Hi All,
I'm looking for guidance/opinion on creation of a single-swim-lane basic, dry instrument.
First thing: is it OK to distribute multi-samples of a commercial VST from a patch you created yourself, as an instrument for community use in unify?
Second thought: what is a "reasonable size" for an multi-sampled instrument with say 3 notes per octave and 4 velocity switches? (Is 5 meg too much?) Third: To me it seems mono samples would be reasonable for unify , given the layering and effect chains. Finally, if the samples were both mono *and* carefully prepared eight bit, the instrument footprint would be ultra-small; but is going 8 bit overkill? Just thinking - 4 stacked layers of 8 bit would effectively be 32 bit output.
First thing: is it OK to distribute multi-samples of a commercial VST from a patch you created yourself, as an instrument for community use in unify?

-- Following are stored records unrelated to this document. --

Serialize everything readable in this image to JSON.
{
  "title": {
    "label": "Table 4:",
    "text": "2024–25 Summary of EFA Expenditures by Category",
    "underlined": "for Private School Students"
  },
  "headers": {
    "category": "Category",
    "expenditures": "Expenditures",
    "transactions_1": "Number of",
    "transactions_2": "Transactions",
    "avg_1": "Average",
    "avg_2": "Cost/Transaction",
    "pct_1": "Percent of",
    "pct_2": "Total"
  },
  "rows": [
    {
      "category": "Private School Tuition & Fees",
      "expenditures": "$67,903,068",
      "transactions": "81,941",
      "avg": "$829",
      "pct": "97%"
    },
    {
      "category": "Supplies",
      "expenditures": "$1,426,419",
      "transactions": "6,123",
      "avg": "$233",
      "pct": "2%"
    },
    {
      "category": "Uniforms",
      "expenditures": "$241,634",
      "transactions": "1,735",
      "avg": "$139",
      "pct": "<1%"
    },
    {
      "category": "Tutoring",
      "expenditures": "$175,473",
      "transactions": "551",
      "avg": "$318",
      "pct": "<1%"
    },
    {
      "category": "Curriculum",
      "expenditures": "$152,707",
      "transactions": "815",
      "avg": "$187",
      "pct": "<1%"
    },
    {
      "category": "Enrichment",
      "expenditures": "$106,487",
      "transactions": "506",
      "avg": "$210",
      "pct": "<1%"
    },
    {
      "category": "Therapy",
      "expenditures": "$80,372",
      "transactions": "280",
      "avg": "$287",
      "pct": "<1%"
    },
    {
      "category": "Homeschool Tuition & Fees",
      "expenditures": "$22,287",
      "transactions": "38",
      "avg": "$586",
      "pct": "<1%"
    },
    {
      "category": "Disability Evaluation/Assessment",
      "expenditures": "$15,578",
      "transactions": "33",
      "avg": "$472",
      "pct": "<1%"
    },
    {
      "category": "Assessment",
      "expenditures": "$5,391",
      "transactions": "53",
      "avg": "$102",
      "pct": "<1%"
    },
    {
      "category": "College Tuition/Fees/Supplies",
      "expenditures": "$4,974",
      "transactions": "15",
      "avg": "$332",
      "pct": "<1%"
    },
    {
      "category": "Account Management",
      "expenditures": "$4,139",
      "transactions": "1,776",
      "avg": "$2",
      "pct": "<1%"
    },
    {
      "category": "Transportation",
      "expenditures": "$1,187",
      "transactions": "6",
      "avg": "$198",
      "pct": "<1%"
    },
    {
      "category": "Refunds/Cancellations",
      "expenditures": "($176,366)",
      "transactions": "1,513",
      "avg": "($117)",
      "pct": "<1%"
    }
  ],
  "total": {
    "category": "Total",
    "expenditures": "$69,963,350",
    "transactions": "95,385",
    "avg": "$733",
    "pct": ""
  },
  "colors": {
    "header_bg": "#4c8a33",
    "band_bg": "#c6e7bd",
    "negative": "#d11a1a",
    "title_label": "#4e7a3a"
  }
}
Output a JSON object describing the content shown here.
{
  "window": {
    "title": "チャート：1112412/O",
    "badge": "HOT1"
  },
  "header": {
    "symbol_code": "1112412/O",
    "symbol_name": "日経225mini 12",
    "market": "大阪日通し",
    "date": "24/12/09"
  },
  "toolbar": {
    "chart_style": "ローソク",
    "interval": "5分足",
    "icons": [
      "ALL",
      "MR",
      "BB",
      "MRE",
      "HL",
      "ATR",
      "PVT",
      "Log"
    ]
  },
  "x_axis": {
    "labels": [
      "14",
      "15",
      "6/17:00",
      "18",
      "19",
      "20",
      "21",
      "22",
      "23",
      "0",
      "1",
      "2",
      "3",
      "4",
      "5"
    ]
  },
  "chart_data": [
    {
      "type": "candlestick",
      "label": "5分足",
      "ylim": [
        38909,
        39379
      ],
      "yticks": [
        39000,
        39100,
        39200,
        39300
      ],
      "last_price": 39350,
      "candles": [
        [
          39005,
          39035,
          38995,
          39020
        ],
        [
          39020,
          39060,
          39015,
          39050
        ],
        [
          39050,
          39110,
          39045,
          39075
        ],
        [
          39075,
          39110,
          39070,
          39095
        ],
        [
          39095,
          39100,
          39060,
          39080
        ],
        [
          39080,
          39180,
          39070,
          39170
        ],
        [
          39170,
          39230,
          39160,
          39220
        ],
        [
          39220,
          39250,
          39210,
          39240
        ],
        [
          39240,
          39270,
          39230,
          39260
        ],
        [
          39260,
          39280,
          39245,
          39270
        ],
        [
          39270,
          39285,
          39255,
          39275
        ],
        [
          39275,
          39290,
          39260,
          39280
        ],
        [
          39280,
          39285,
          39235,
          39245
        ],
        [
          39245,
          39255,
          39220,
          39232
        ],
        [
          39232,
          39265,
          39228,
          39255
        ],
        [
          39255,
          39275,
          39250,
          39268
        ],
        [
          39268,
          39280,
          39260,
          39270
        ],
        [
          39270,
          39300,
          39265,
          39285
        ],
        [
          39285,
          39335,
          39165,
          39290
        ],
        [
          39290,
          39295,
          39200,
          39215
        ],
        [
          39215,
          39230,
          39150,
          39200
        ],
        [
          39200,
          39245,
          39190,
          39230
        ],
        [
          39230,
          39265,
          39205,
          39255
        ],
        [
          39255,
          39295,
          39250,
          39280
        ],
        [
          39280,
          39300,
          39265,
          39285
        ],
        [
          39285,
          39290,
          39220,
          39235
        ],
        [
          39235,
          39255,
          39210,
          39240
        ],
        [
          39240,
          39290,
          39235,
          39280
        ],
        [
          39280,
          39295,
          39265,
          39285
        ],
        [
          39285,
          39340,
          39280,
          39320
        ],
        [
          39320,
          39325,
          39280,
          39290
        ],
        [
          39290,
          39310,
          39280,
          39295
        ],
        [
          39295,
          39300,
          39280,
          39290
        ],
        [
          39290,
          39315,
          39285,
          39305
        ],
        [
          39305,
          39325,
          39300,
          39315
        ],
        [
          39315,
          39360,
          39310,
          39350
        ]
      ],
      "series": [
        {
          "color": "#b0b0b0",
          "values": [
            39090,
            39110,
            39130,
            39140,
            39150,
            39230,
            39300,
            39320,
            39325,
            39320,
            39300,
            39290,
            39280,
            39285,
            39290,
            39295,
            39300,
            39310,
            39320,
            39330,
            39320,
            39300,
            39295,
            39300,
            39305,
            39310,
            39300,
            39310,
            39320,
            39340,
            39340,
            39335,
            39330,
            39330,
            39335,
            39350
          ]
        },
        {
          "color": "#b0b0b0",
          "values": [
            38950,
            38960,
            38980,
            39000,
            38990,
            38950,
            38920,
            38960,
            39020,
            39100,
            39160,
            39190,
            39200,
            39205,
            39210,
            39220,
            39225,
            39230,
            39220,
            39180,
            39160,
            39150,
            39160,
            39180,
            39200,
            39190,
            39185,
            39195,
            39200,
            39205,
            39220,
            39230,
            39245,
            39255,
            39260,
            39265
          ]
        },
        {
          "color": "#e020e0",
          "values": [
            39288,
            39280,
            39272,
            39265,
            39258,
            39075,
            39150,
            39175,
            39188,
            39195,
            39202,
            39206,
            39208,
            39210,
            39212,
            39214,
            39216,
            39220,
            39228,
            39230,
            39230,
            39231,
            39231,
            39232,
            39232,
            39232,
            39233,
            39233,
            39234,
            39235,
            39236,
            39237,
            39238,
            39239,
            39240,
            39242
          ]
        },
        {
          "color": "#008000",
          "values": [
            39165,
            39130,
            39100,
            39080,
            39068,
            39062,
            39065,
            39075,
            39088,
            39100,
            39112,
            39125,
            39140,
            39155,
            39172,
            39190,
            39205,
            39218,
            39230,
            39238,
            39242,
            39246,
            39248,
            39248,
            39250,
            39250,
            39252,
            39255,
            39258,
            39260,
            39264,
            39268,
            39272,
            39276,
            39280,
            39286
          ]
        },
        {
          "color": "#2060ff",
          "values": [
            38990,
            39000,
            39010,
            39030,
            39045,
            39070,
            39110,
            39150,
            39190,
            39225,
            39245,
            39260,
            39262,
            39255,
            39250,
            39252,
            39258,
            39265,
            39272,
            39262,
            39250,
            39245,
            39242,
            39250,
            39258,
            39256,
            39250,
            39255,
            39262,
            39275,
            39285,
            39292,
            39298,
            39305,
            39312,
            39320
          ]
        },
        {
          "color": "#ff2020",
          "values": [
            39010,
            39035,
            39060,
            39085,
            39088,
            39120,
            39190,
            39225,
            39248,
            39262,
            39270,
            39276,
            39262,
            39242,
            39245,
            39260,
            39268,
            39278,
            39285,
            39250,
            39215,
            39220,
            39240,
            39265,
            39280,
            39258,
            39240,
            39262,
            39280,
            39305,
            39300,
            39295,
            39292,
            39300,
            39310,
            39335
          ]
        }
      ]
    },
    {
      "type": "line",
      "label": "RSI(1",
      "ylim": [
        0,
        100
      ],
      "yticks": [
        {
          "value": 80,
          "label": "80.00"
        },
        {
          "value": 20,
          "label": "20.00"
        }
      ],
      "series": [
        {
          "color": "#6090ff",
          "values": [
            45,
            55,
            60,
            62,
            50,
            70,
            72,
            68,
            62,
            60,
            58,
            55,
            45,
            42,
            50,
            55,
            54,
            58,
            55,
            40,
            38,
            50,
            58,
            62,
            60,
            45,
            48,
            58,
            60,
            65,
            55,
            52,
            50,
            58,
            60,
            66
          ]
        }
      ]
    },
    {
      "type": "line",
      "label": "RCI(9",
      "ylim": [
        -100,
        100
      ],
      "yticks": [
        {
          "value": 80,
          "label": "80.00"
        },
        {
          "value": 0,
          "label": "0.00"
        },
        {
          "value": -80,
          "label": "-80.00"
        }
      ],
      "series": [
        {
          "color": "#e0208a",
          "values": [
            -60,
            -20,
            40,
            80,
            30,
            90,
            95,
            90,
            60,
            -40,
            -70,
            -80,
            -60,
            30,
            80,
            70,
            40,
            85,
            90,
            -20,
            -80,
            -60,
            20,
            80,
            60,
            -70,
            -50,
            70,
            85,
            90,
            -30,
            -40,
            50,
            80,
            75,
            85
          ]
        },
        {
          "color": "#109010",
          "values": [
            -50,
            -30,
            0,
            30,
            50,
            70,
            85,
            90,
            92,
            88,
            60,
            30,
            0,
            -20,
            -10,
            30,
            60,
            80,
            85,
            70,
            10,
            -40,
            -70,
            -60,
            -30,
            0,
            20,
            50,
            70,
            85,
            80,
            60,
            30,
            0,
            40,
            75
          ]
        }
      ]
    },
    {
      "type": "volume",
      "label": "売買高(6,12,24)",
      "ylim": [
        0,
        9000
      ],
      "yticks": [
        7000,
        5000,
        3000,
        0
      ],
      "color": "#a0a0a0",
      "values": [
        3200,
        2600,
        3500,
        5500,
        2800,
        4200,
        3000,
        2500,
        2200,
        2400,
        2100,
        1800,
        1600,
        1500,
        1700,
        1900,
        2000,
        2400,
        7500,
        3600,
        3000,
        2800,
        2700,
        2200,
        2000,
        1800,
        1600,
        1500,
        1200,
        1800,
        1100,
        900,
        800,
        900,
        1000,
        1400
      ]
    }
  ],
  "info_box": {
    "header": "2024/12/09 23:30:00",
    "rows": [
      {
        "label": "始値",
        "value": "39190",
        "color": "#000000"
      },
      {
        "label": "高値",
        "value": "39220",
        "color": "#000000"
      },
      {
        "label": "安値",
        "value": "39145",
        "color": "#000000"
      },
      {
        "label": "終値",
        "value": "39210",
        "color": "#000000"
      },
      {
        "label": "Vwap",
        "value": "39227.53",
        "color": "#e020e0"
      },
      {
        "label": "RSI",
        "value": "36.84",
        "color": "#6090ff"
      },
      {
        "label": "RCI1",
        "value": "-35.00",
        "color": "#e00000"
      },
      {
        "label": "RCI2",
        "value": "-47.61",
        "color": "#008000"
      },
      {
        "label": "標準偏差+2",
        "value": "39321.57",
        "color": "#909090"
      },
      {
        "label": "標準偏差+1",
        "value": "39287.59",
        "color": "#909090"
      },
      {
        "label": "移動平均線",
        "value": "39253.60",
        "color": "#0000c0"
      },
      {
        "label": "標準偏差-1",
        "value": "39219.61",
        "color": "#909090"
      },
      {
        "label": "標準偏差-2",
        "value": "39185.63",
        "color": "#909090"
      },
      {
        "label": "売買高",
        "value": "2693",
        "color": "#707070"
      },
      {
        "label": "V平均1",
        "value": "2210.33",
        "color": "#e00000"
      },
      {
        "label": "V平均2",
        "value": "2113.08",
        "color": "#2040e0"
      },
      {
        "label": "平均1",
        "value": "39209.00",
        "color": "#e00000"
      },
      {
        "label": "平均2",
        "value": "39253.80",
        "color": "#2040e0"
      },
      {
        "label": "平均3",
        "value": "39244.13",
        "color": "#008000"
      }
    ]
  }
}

Provided the commercial VST does not itself use samples, it's fine. If it uses samples, then your samples will technically be (processed) copies of theirs, which violates their copyright.
Second thought: what is a "reasonable size" for an multi-sampled instrument with say 3 notes per octave and 4 velocity switches? (Is 5 meg too much?) Third: To me it seems mono samples would be reasonable for unify , given the layering and effect chains. Finally, if the samples were both mono *and* carefully prepared eight bit, the instrument footprint would be ultra-small; but is going 8 bit overkill? Just thinking - 4 stacked layers of 8 bit would effectively be 32 bit output.
No need to optimize so obsessively--it's not 1990 anymore. We routinely create sample-sets up to a gigabyte in size.
5 MB is a joke for today's systems. 3 notes per octave and 4 velocity levels of anything will be quite small.